Esri was recently ranked number one for data accuracy in an independent blind study. The Vendor Accuracy Study compared total population and households data from Esri and four other major demographic data vendors to the Census 2010 results.
The study found that Esri's Updated Demographics data variables were the most accurate across all geographies in the United States, especially at the census tract and block group geography levels, which are especially difficult to forecast. "Esri had the lowest score in population, household, and overall error," said the authors of the study in their final report. (Lower scores indicate higher accuracy rates.)
Built on Census 2010 data and in 2010 geography, Esri's Updated Demographics data contains current-year estimates and five-year projections for categories such as population, households, income, and housing. Esri provides the data in standard census geographies such as states, counties, census tracts, and block groups and user-defined areas such as rings, drive times, and hand-drawn areas to enable even more precise analysis.
The decennial census, conducted every 10 years, gives data vendors the opportunity to evaluate the accuracy of their annual demographic estimates by conducting a benchmark study comparing the data forecasts to census results. Data vendors also can learn how their estimates compare to those of other providers.
In 2011, following the 2010 Census, Esri commissioned an independent study to obtain an unbiased answer about its data accuracy. Esri sponsored the study to identify areas where its methodologies could be improved and ensure that Esri provides the most accurate demographic data to its users.
"Because an analysis of this magnitude—especially at the census tract and block group geography levels—has never before been undertaken, the research provides groundbreaking insight into error analysis and the testing of error measurement," said Lynn Wombold, Esri's chief demographer.

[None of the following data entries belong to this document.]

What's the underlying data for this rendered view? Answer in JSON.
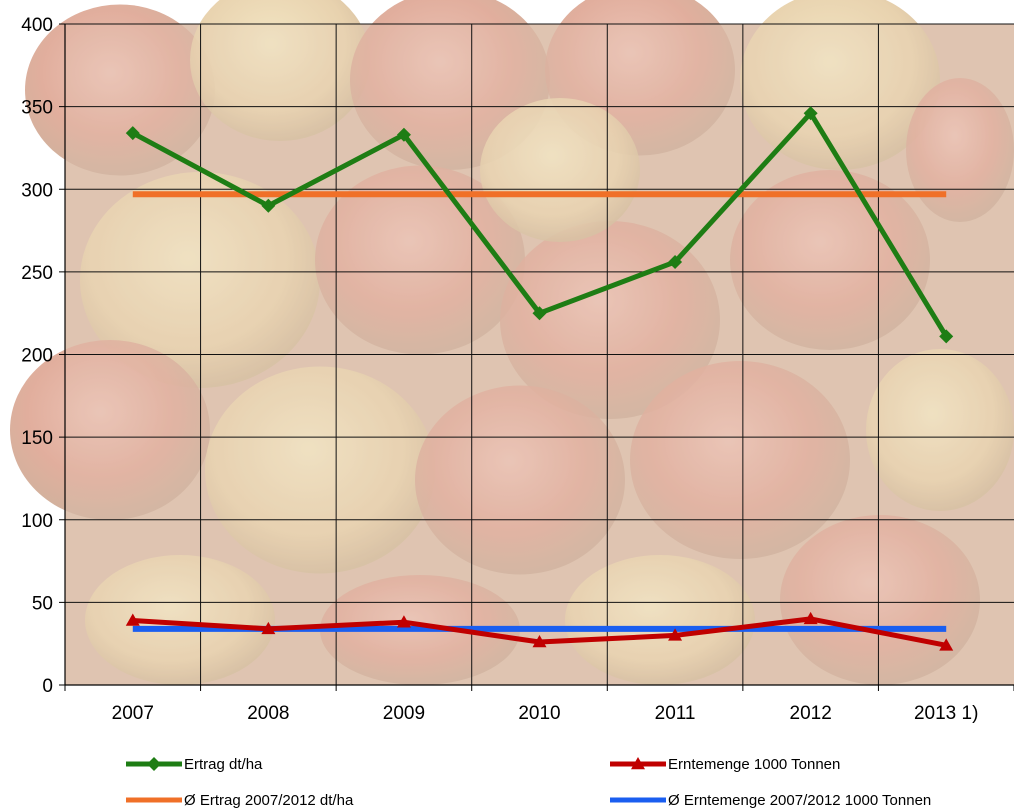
{
  "chart_data": {
    "type": "line",
    "categories": [
      "2007",
      "2008",
      "2009",
      "2010",
      "2011",
      "2012",
      "2013 1)"
    ],
    "ylim": [
      0,
      400
    ],
    "yticks": [
      0,
      50,
      100,
      150,
      200,
      250,
      300,
      350,
      400
    ],
    "grid": true,
    "legend_position": "bottom",
    "series": [
      {
        "name": "Ertrag dt/ha",
        "values": [
          334,
          290,
          333,
          225,
          256,
          346,
          211
        ],
        "color": "#1e7d14",
        "marker": "diamond"
      },
      {
        "name": "Erntemenge 1000 Tonnen",
        "values": [
          39,
          34,
          38,
          26,
          30,
          40,
          24
        ],
        "color": "#c00000",
        "marker": "triangle"
      },
      {
        "name": "Ø Ertrag 2007/2012 dt/ha",
        "values": [
          297,
          297,
          297,
          297,
          297,
          297,
          297
        ],
        "color": "#f07028",
        "marker": "none"
      },
      {
        "name": "Ø Erntemenge 2007/2012 1000 Tonnen",
        "values": [
          34,
          34,
          34,
          34,
          34,
          34,
          34
        ],
        "color": "#1a5ef0",
        "marker": "none"
      }
    ],
    "background": "apple-photo",
    "plot_fill": "#d8b8a0",
    "grid_color": "#111111"
  }
}
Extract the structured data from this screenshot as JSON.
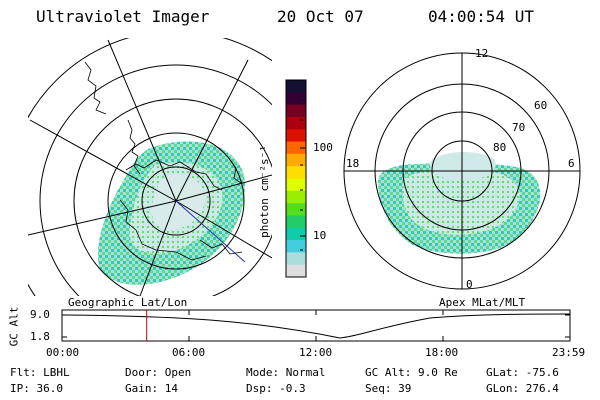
{
  "header": {
    "instrument": "Ultraviolet Imager",
    "date": "20 Oct 07",
    "time": "04:00:54 UT"
  },
  "left_map": {
    "label": "Geographic Lat/Lon"
  },
  "right_map": {
    "label": "Apex MLat/MLT",
    "mlt_labels": {
      "top": "12",
      "left": "18",
      "right": "6",
      "bottom": "0"
    },
    "lat_labels": [
      "60",
      "70",
      "80"
    ]
  },
  "colorbar": {
    "unit": "photon cm⁻²s⁻¹",
    "ticks": [
      "100",
      "10"
    ],
    "colors": [
      "#111133",
      "#330033",
      "#770022",
      "#aa0011",
      "#dd1100",
      "#ff6600",
      "#ffaa00",
      "#ffdd00",
      "#ddff00",
      "#99ee00",
      "#55dd22",
      "#22cc66",
      "#11ccaa",
      "#44ccdd",
      "#aadddd",
      "#dddddd"
    ]
  },
  "altitude_strip": {
    "axis_label": "GC Alt",
    "y_ticks": [
      "9.0",
      "1.8"
    ],
    "x_ticks": [
      "00:00",
      "06:00",
      "12:00",
      "18:00",
      "23:59"
    ],
    "current_time_marker_hours": 4.0,
    "marker_color": "#cc0000"
  },
  "info": {
    "row1": {
      "flt": "Flt: LBHL",
      "door": "Door: Open",
      "mode": "Mode: Normal",
      "gcalt": "GC Alt: 9.0 Re",
      "glat": "GLat: -75.6"
    },
    "row2": {
      "ip": "IP: 36.0",
      "gain": "Gain: 14",
      "dsp": "Dsp:  -0.3",
      "seq": "Seq: 39",
      "glon": "GLon: 276.4"
    }
  }
}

Why are Esri's demographic data estimates and projections so accurate? According to Wombold, Esri's data development team continually improves the accuracy of demographic data updates by ground-truthing housing data at the block group level; by including non-traditional data such as residential construction data; and by developing techniques such as a methodology used for measuring population change by block group.

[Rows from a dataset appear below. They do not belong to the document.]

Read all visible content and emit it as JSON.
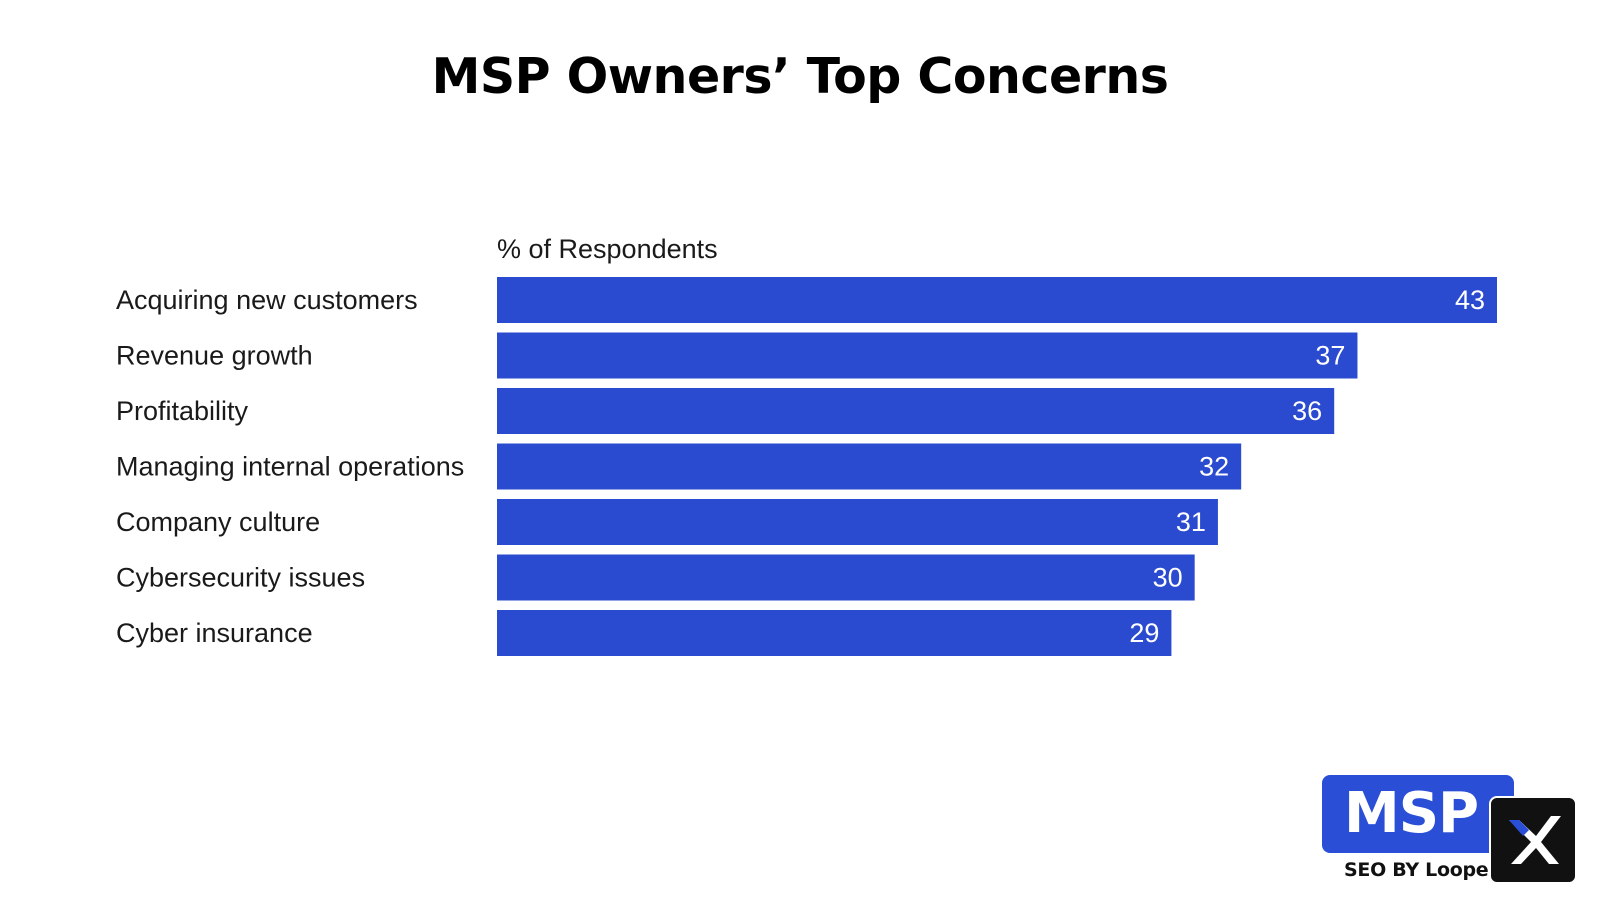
{
  "chart_data": {
    "type": "bar",
    "orientation": "horizontal",
    "title": "MSP Owners’ Top Concerns",
    "value_axis_label": "% of Respondents",
    "categories": [
      "Acquiring new customers",
      "Revenue growth",
      "Profitability",
      "Managing internal operations",
      "Company culture",
      "Cybersecurity issues",
      "Cyber insurance"
    ],
    "values": [
      43,
      37,
      36,
      32,
      31,
      30,
      29
    ],
    "xlim": [
      0,
      43
    ],
    "grid": false,
    "bar_color": "#2a4bcf",
    "data_labels": true
  },
  "logo": {
    "text": "MSP",
    "tagline": "SEO BY Loopex",
    "brand_color": "#2a4fd6",
    "icon": "x-icon"
  }
}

The Vendor Accuracy Study was conducted by Matthew Cropper, GISP, of Cropper GIS; Jerome N. McKibben, PhD, McKibben Demographic Research; David A. Swanson, PhD, University of California, Riverside; and Jeff Tayman, PhD, University of California, San Diego. The research team included geographers and demographers who are noted authorities on small-area forecasts and measures of forecast accuracy.

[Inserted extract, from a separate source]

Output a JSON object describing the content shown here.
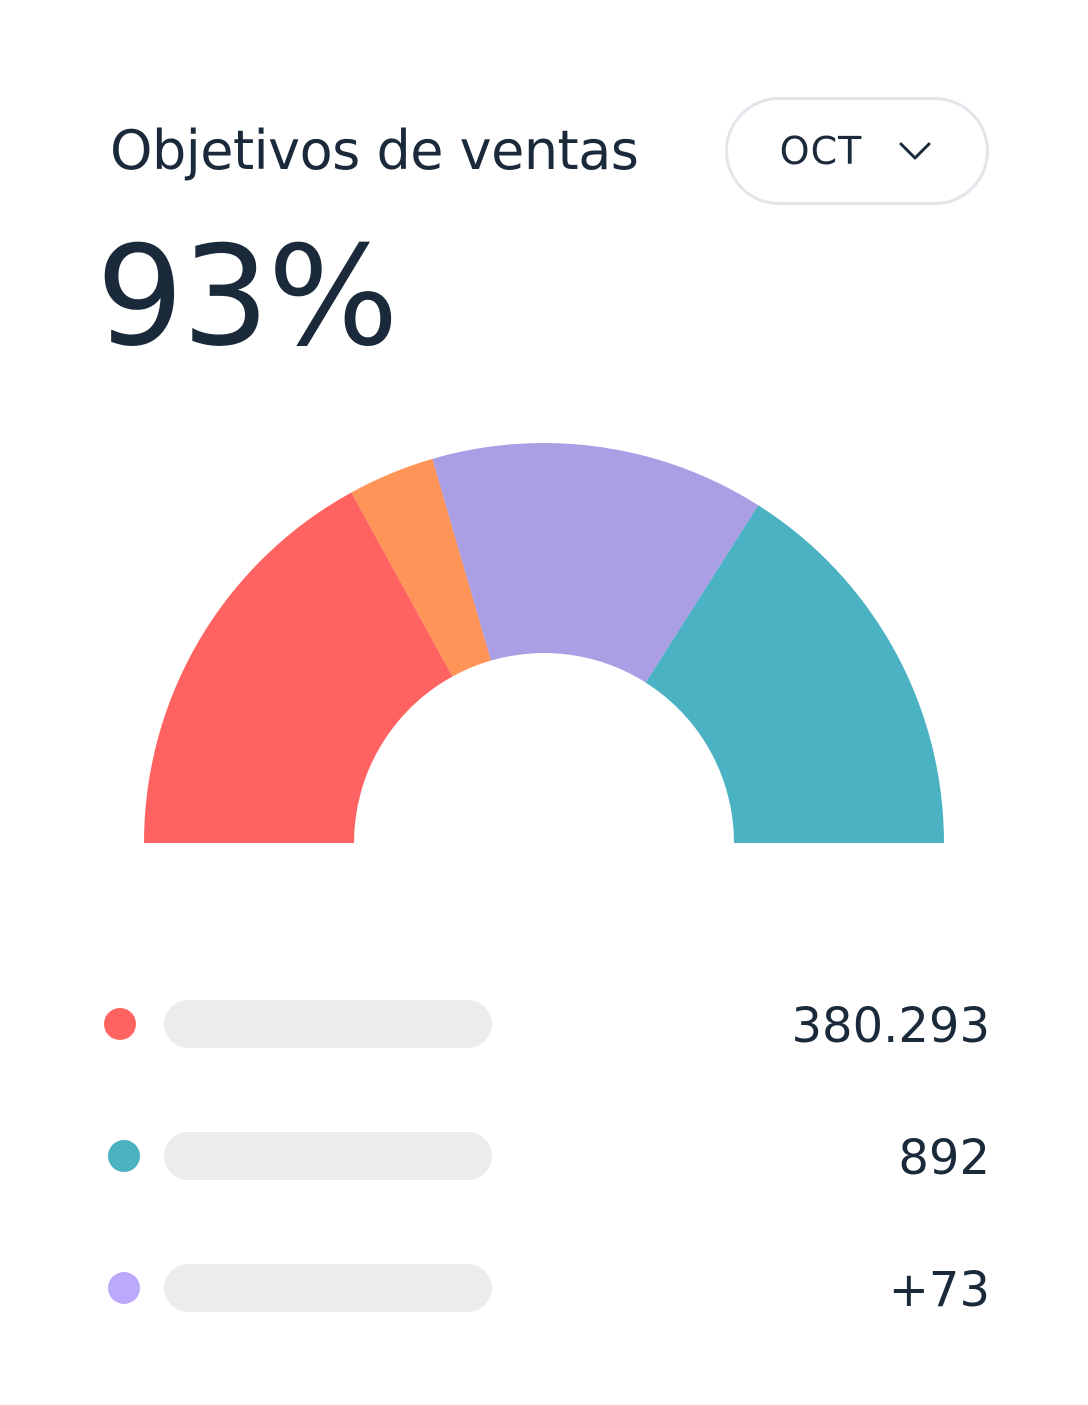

Data from each of the individual vendors was provided to the research team and identified only by number, enabling a completely blind study. The researchers had no idea which vendor's data was included or the methodologies used by the respective vendors.
Many people assume that all demographic data is the same because all data providers use census data as the foundation to build their demographic data offerings. Differences in demographic data accuracy can occur with the addition of data from other sources and the methodologies developed by each data vendor. However, demographic estimates and forecasts can vary significantly from vendor to vendor.
Data inaccuracies may occur by either over- or underestimating populations or the number of households, with dramatic consequences for agencies and businesses, which analyze demographic data for a variety of reasons, such as designating areas that need additional social or health care services, deciding where to open new stores, or identifying residential areas that are at high risk for fires.
Health care providers that use faulty data could underestimate populations and miss vaccinating vulnerable people or waste doses by overestimating numbers. Retailers that locate a new store based on overestimated population data risk losing significant revenue. Local government officials who calculate area populations with poor data might lose grant funds. Public safety agencies could overlook people who have special needs before, during, and after a disaster. Does data accuracy matter? Yes, it does—in terms of dollars, health, grants, and services—and, in some cases, even life itself.
Esri's Updated Demographics data is available as a database in a variety of formats including shapefile, file geodatabase, and Microsoft Excel. Updated Demographics data is also available in Esri Business Analyst Online, Community Analyst, Business Analyst Desktop, Business Analyst Server, the Business Analyst Online APIs, and the Community Analyst APIs.